In deze zaak heeft eiseres beroep ingesteld tegen de beslissing op bezwaar van de minister van Landbouw, Natuur en Voedselkwaliteit, die bestuurlijke boetes had opgelegd op grond van de Meststoffenwet (Msw) voor het jaar 2016. De rechtbank heeft de zaak behandeld op zitting in Middelburg op 26 augustus 2021, waarbij de gemachtigde van eiseres en twee vennoten aanwezig waren. De minister werd vertegenwoordigd door mr. A.H. Spriensma-Heringa en inspecteurs van de NVWA. De rechtbank heeft in een tussenuitspraak van 22 november 2021 overwogen dat de door eiseres opgegeven fosfaat- en stikstofgehaltes onaannemelijk waren en dat de minister de vracht ten onrechte buiten beschouwing had gelaten. De minister kreeg de kans om de berekening of schatting van de werkelijke situatie te herzien.

Op 24 december 2021 reageerde de minister, maar de rechtbank oordeelde dat de minister niet voldeed aan de opdracht om de boete te herberekenen. De rechtbank concludeerde dat de minister een andere grond voor de boete had aangevoerd, wat in strijd was met de beginselen van een goede procesorde.

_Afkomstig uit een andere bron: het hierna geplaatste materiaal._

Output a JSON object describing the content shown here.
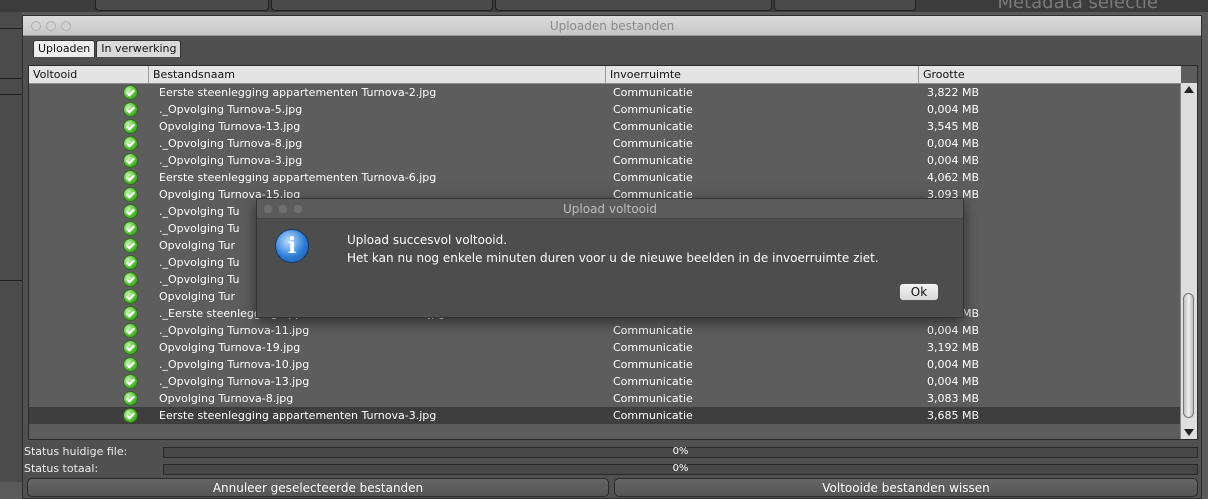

Uiteindelijk oordeelde de rechtbank dat de minister onvoldoende aannemelijk had gemaakt dat hij de bestuurlijke boetes mocht opleggen. De rechtbank verklaarde het beroep gegrond, vernietigde het bestreden besluit en verlaagde de boetes van € 43.948,90 naar € 600,-. Tevens werd de minister veroordeeld in de proceskosten van eiseres.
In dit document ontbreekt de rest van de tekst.